Decreto Ponte Morandi e fanghi da depurazione in agricoltura: criticità e nuove disposizioni

Con il decreto legge 28 settembre 2018, n. 109 (il cosiddetto Decreto Ponte Morandi),  sono state inserite alcune disposizioni a proposito dell’impiego e della distribuzione dei fanghi da depurazione in agricoltura.

fanghi da depurazione: nuove disposizioni nel decreto Morandi

Con il decreto legge 28 settembre 2018, n. 109 (il cosiddetto Decreto Ponte Morandi),  sono state inserite alcune disposizioni a proposito dell’impiego e della distribuzione dei fanghi da depurazione in agricoltura.

Il decreto, infatti, introduce le “Disposizioni urgenti sulla gestione dei fanghi da depurazione”, capo V, articolo 41.

Nuove (vecchie) disposizioni sulla gestione dei fanghi da depurazione

In particolare in seguito alla situazione di emergenza indotta dalla sentenza n. 1782 del 20 luglio 2018 del Tar della Lombardia, nel Decreto Ponte Morandi è stato disposto che “al fine di superare situazioni di criticità nella gestione dei fanghi di depurazione, nelle more di una revisione organica della normativa di settore, continuano a valere, ai fini dell’utilizzo in agricoltura dei fanghi di cui all’articolo 2, comma 1, lettera a), del decreto legislativo 27 gennaio 1992, n. 99, i limiti dell’Allegato IB del predetto decreto”.

Il D.L. 109/2018 pone quindi in evidenza come l’unica norma di riferimento vigente a proposito dei fanghi di depurazione sia il D.L. 99/1992.

L’incertezza legislativa che si era infatti creata a seguito delle recenti sentenze, come quella già citata del Tar Lombardia, stava  compromettendo la gestione del servizio di depurazione e ponendo in seria difficoltà le discariche che si sono ritrovate a dover ricevere una mole elevata di rifiuti.

Come si legge infatti nella relazione illustrativa, “il provvedimento nelle more di una completa riscrittura della disciplina prevista nell’ambito del recepimento del “pacchetto rifiuti”, ed al fine di disincentivare il ricorso alla discarica, e garantire l’utilizzo sicuro dei fanghi di depurazione delle acque reflue in agricoltura, introduce un valore limite alla concentrazione per gli idrocarburi (…) coerente con la recente normativa europea in tema di classificazione dei rifiuti (…).
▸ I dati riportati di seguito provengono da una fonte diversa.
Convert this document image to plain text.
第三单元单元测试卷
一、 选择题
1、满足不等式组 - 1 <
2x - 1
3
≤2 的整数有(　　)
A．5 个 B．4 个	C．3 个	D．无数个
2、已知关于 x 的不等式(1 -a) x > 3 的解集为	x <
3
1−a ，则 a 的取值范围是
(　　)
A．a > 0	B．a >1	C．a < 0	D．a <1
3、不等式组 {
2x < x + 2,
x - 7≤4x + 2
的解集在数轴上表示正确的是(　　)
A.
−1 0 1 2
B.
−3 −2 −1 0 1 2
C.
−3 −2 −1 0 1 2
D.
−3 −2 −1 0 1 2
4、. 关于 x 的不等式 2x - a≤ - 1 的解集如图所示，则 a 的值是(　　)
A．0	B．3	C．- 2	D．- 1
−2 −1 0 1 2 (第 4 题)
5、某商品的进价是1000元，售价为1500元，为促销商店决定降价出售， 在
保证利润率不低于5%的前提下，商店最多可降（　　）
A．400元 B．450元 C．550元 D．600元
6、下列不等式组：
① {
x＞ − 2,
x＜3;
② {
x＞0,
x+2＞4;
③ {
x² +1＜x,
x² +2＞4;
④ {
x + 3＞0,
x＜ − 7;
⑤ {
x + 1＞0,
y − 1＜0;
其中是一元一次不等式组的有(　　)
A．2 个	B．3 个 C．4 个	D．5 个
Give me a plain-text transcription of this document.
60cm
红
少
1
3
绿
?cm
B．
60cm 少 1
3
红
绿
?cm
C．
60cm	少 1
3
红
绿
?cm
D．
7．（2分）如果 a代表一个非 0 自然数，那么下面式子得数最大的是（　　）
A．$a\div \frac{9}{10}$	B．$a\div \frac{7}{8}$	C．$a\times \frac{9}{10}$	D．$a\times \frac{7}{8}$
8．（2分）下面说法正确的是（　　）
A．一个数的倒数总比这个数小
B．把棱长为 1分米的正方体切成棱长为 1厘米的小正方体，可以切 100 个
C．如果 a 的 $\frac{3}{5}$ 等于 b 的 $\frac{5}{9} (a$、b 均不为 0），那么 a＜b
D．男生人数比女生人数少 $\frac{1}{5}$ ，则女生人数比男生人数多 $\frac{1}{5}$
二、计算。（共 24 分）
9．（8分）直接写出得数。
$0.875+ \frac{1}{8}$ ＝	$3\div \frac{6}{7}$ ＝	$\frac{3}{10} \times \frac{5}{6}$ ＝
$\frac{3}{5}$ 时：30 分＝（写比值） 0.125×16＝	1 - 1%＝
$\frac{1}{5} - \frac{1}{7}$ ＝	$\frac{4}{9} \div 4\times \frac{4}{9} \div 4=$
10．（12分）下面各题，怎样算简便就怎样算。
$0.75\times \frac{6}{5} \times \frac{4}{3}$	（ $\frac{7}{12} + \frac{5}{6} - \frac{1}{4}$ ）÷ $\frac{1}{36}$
Il provvedimento inoltre fa salvo l’utilizzo agricolo di fanghi di depurazione che contengono idrocarburi di origine naturale” (…).

Idrocarburi nei fanghi da depurazione

Particolare attenzione occorre dare anche ai parametri introdotti e ai suoi limiti, per esempio il parametro specifico per gli idrocarburi C10-C40, per i quali il limite è: ≤ 1.000 (mg/kg tal quale).

Ai fini della presente disposizione, il parametro idrocarburi C10-C40, il limite di 1000 mg/kg tal quale si intende comunque rispettato se la ricerca dei marker di cancerogenicità fornisce valori inferiori a quelli definiti ai sensi della nota L, contenuta nell’allegato VI del regolamento (CE) n. 1272/2008 del Parlamento europeo e del Consiglio, del 16 dicembre 2008, richiamata nella decisione 955/2014/UE della Commissione del 16 dicembre 2008.

Manca ancora la legge di conversione del decreto Morandi

Si è ancora in attesa della legge di conversione che potrebbe modificare il decreto.

In ogni caso si conferma  che la norma di riferimento a proposito dei limiti da applicare ai fini dell’utilizzo in agricoltura dei fanghi da depurazione è il D.L. 99/1992.